Don't Get Burned by Contract Boilerplate
By: Jonathan T. Howe
Association meeting professionals are accustomed to dealing with contracts. But with their attention focused on venue facilities, dates, room rates, and other important matters, planners often overlook the "boilerplate," the legalese at the end of almost every contract that makes most people's eyes glaze over. Whether you're contracting with a hotel, convention center, or other meeting location, if you ignore the boilerplate, you're making a big mistake that can land your organization in hot water.
Here are six contract trouble spots to watch for:
Dispute resolution. Many association executives sign contracts providing that any dispute arising out of the contract will be settled in accordance with the Commercial Rules of Arbitration of the American Arbitration Association. What many do not realize is that the clause does not require that AAA handle the arbitration, only that its rules apply. That may be fine if it's what you intended, but it's not fine if you want to ensure that AAA will be the arbitrating agency. Also, by "incorporating by reference" the AAA Commercial Rules, the clause makes them just as much a part of the contract as if they were set out in full in the document. "Incorporation by reference" is a red flag; when you see it, ask, what are we really agreeing to?
Choice of law and venue. These clauses dictate which state's or country's law will apply to the contract. Often it will be the jurisdiction where the proposer of the contract is located. Does that work for you? If not, you should consider what law you want to apply.
Similarly, choice-of-law clauses will often dictate where any litigation or legal proceedings must be heard. If you are located in Oklahoma City, you may wish to have disputes heard in Oklahoma City, but the other party may not agree. You don't want to find that out after a problem arises and you have already signed a contract requiring that disputes be handled in the other party's hometown. This point is negotiable, so pay attention before signing.
Prevailing party. Many contracts state that whoever loses in arbitration or litigation must pay the legal fees and expenses of the prevailing party. Sometimes this language encourages aggrieved parties to pursue small claims that they otherwise would not pursue if they feel confident they will win, because they know they will eventually recover their fees. Generally, you should try to have this language removed from the contract.
Notice. Contracts typically state that one party must give notice to the other in certain circumstances or when certain events take place, but the language is silent about where or to whom notice must be given. I encourage clients to include the name and address of their attorney for purposes of receiving notice.
"Wrap-up" clause. This clause provides that the proposed agreement replaces any other agreements, discussions, and oral understandings between the parties. This means that the signed, written agreement binds the parties, and even if you believe that something has been agreed to outside the contract, that outside agreement is not binding.

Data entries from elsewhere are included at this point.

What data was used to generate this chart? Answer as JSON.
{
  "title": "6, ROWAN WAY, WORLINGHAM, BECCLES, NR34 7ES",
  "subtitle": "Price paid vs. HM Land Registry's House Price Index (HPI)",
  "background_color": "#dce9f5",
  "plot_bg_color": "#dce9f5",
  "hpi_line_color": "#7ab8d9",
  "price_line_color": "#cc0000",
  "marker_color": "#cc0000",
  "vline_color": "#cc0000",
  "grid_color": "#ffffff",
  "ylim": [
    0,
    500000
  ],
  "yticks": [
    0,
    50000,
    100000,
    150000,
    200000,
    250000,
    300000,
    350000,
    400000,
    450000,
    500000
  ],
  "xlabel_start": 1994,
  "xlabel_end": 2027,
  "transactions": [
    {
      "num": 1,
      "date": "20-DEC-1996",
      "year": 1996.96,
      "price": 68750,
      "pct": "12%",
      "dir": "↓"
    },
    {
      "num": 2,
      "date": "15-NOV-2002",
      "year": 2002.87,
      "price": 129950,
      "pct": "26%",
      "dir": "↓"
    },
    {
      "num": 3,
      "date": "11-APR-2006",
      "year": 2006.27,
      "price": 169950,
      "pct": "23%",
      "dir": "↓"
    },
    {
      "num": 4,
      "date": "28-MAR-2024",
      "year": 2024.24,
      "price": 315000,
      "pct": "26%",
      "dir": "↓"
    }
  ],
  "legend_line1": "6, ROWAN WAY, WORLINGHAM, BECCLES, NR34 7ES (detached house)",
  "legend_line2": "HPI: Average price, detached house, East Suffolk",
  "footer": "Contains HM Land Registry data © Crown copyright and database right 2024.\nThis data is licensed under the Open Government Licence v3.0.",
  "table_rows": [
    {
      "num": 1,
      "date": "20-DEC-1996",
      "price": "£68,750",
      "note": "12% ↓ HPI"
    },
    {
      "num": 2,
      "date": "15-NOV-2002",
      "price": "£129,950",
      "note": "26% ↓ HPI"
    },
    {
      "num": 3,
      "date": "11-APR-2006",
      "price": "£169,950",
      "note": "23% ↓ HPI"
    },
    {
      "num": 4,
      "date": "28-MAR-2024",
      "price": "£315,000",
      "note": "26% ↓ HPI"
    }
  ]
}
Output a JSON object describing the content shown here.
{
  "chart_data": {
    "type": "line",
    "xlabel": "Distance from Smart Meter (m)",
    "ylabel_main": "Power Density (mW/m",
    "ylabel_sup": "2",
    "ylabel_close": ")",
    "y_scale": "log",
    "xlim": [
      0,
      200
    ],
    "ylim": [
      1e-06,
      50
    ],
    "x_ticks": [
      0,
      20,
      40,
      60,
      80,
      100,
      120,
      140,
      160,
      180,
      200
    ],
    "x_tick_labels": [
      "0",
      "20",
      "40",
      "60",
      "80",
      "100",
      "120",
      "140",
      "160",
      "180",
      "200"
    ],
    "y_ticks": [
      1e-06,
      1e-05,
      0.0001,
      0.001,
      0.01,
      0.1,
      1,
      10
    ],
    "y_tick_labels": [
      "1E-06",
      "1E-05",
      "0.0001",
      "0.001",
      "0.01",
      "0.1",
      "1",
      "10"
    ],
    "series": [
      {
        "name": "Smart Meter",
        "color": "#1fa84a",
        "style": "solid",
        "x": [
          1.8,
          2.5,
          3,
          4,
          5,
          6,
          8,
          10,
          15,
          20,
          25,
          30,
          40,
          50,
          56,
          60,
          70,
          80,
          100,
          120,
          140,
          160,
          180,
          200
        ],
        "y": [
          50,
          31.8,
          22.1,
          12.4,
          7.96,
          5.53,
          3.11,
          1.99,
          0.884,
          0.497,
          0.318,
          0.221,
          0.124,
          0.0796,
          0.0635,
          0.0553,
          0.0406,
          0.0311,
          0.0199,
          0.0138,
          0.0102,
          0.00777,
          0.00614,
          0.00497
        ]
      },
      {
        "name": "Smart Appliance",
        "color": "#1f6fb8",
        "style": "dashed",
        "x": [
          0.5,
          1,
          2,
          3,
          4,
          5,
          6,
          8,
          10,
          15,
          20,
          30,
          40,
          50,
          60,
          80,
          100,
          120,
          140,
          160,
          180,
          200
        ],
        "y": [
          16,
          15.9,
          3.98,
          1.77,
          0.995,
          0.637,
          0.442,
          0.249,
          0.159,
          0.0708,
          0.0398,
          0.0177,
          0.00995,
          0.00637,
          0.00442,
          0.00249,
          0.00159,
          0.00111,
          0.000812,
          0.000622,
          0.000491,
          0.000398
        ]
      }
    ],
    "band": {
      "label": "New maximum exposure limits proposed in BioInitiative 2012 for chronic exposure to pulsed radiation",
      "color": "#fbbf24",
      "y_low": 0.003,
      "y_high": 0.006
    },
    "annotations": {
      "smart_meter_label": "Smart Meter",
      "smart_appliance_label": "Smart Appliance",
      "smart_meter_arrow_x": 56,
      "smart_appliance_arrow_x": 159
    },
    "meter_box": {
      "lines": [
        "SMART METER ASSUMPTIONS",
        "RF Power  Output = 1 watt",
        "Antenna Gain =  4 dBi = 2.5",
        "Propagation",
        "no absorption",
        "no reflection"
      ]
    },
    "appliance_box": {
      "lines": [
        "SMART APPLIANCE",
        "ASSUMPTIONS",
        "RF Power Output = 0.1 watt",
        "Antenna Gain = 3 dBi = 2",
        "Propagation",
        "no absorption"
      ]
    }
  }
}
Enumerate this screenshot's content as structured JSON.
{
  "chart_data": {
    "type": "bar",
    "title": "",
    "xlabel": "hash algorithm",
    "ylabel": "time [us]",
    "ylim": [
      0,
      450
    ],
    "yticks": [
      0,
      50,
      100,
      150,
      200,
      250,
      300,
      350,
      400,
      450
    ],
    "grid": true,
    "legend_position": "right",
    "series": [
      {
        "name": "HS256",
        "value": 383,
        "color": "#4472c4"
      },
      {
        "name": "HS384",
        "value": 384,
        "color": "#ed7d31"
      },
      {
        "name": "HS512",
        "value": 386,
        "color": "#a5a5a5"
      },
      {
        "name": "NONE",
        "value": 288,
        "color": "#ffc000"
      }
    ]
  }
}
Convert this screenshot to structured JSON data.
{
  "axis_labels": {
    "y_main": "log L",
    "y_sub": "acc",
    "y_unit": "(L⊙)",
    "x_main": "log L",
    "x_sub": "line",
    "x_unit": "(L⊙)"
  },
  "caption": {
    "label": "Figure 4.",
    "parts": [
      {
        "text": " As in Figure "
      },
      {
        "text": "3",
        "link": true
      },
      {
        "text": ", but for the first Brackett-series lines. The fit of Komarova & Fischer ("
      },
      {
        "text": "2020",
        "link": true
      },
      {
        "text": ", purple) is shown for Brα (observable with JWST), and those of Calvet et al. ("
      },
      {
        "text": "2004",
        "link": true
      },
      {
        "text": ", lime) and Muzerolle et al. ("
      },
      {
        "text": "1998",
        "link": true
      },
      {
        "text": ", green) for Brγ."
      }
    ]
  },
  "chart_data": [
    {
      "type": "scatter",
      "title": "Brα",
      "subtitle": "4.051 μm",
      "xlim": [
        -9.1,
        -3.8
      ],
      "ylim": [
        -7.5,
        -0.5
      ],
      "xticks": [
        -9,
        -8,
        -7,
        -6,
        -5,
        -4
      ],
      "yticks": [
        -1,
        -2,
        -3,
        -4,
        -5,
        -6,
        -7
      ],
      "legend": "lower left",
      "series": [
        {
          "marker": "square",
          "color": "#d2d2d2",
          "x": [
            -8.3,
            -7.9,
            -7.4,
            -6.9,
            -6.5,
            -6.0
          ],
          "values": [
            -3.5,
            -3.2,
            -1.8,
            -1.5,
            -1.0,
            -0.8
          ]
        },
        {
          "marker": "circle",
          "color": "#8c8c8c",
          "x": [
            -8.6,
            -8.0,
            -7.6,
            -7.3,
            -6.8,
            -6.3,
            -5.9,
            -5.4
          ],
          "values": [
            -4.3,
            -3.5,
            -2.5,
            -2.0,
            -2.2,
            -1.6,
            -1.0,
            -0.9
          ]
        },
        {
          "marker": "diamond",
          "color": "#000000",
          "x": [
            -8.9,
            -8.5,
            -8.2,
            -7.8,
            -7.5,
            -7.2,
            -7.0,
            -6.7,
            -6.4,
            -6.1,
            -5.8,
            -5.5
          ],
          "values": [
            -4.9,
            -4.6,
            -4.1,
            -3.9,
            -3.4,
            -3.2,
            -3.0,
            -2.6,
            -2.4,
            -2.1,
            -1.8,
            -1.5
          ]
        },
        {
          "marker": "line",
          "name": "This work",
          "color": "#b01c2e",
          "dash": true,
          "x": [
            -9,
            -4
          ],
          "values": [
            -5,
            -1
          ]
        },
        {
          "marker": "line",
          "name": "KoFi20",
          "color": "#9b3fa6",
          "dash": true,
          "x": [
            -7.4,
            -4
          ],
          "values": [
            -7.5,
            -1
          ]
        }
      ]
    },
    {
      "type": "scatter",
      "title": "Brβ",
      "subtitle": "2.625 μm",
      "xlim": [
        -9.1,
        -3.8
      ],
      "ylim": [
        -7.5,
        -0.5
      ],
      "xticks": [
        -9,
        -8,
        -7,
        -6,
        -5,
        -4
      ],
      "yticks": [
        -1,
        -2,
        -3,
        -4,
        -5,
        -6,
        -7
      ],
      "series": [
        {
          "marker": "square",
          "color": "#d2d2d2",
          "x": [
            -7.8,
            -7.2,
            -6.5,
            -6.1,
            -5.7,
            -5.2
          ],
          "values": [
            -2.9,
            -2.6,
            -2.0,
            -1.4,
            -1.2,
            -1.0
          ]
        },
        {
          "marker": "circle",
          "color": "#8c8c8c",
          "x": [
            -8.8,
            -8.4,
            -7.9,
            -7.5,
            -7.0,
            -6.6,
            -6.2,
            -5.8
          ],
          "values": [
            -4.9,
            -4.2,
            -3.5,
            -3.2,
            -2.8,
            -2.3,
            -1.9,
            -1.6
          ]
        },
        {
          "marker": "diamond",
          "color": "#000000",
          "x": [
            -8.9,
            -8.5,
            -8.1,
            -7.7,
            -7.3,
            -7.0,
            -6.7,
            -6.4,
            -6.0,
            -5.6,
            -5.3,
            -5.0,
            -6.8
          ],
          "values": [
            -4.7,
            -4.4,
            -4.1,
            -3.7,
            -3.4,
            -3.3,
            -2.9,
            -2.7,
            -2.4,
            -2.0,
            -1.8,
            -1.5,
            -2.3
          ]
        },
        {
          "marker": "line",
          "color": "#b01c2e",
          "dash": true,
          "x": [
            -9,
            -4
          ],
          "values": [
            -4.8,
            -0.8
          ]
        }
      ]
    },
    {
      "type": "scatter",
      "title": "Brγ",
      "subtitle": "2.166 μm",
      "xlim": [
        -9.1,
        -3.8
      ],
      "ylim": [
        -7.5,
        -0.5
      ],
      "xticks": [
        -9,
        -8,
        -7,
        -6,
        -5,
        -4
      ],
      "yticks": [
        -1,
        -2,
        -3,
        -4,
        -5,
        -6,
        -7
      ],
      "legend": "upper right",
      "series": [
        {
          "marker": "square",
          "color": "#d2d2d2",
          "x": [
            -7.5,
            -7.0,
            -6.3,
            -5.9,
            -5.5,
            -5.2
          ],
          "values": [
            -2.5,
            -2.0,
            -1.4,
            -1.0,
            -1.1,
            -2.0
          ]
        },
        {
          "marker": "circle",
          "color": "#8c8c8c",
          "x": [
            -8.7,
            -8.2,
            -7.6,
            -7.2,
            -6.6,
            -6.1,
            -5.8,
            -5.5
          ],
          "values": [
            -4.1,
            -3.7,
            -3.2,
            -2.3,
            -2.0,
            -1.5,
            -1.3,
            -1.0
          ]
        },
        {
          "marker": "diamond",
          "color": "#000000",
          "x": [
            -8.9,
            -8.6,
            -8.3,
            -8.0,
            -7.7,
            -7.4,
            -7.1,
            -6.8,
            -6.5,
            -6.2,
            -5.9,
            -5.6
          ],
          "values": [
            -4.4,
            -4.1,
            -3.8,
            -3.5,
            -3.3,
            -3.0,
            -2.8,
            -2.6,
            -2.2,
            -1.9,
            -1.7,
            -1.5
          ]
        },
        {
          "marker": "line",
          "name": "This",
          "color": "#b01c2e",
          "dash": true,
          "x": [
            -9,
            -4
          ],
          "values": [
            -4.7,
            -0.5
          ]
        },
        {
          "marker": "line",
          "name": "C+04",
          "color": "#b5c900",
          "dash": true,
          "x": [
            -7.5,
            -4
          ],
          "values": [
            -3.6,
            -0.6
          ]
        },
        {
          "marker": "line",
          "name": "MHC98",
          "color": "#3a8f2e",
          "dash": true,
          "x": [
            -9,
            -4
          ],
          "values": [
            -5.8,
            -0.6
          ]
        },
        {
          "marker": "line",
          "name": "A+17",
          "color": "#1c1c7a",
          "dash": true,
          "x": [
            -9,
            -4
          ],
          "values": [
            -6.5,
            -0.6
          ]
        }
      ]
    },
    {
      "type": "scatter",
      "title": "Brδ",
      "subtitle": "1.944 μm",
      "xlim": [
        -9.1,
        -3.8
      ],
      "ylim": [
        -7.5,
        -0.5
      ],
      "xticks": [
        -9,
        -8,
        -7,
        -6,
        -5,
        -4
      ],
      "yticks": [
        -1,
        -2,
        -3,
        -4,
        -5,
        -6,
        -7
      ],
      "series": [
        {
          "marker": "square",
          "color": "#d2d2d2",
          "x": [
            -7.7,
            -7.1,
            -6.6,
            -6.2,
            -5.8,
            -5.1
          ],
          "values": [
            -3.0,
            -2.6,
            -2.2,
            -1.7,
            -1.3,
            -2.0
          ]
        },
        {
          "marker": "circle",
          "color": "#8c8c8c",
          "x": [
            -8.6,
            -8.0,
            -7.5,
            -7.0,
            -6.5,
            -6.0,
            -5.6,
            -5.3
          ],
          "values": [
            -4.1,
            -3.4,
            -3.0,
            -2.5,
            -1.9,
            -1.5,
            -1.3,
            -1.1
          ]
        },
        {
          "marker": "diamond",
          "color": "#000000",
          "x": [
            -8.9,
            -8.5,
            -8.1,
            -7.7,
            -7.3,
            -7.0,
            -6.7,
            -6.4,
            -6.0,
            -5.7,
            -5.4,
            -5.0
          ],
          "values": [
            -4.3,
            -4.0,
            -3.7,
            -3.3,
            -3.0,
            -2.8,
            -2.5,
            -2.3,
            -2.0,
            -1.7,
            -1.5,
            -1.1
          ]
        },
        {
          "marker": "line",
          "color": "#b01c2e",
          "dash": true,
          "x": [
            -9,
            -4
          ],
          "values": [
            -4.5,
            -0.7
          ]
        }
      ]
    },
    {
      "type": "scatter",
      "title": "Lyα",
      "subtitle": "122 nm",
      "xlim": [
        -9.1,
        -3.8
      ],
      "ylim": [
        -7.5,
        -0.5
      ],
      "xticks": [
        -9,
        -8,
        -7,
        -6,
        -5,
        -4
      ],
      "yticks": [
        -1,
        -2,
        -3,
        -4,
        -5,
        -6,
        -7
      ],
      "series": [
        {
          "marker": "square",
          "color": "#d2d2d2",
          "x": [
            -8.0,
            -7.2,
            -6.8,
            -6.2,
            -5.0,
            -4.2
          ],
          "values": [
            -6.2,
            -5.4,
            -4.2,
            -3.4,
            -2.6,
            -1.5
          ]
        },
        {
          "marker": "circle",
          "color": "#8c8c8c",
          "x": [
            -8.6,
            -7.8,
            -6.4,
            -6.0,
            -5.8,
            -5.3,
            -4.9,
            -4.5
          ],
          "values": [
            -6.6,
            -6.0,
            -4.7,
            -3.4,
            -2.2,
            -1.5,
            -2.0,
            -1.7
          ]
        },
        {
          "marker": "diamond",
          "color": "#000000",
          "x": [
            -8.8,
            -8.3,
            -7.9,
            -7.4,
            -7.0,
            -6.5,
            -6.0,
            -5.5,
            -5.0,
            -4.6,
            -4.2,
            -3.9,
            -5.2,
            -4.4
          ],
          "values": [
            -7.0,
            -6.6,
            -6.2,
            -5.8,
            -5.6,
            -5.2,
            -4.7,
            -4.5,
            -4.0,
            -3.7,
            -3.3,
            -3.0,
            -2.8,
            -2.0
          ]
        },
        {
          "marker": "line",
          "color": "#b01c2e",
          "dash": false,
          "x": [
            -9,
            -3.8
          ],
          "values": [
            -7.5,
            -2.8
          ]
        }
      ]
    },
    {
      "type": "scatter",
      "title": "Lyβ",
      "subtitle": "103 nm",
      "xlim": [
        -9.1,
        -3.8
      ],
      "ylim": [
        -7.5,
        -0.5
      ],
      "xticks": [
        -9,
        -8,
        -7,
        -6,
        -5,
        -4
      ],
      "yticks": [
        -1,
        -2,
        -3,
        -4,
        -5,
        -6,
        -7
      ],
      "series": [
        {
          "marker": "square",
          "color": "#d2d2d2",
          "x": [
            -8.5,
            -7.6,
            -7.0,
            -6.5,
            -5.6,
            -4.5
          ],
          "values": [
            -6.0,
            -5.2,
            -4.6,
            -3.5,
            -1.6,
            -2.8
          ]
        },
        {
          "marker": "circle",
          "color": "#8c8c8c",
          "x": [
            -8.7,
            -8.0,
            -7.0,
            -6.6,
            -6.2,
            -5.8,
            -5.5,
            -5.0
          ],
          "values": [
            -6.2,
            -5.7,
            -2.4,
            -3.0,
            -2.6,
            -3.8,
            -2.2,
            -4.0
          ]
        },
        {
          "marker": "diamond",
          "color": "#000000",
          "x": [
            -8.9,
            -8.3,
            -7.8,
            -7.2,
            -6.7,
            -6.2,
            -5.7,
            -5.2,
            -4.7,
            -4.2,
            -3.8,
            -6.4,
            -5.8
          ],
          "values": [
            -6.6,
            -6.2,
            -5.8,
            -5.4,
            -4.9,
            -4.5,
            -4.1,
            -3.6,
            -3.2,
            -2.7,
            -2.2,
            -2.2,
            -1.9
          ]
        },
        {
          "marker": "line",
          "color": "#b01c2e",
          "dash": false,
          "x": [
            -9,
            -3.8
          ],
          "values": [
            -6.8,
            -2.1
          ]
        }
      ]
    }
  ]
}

Identification of parties. Knowing with whom you are dealing sounds easy, but it's not always obvious. You may think the other party to the agreement is a brand-name hotel, but the brand may not be the owner. You need to know who will ultimately have legal responsibility for fulfilling the contract, and so proper identification of the parties who are to be bound is imperative.
A related question is who has the authority to sign and bind the other party. When signing the contract, it is generally advisable to go as far up the chain of command as possible. If you can get the general manager of the hotel to sign, you may have better access to the general manager if issues arise later.
Meeting-related contracts are full of hot spots where unexpected legal issues can bubble up. With help from counsel, you can ensure that these issues don't boil over after the agreement is signed.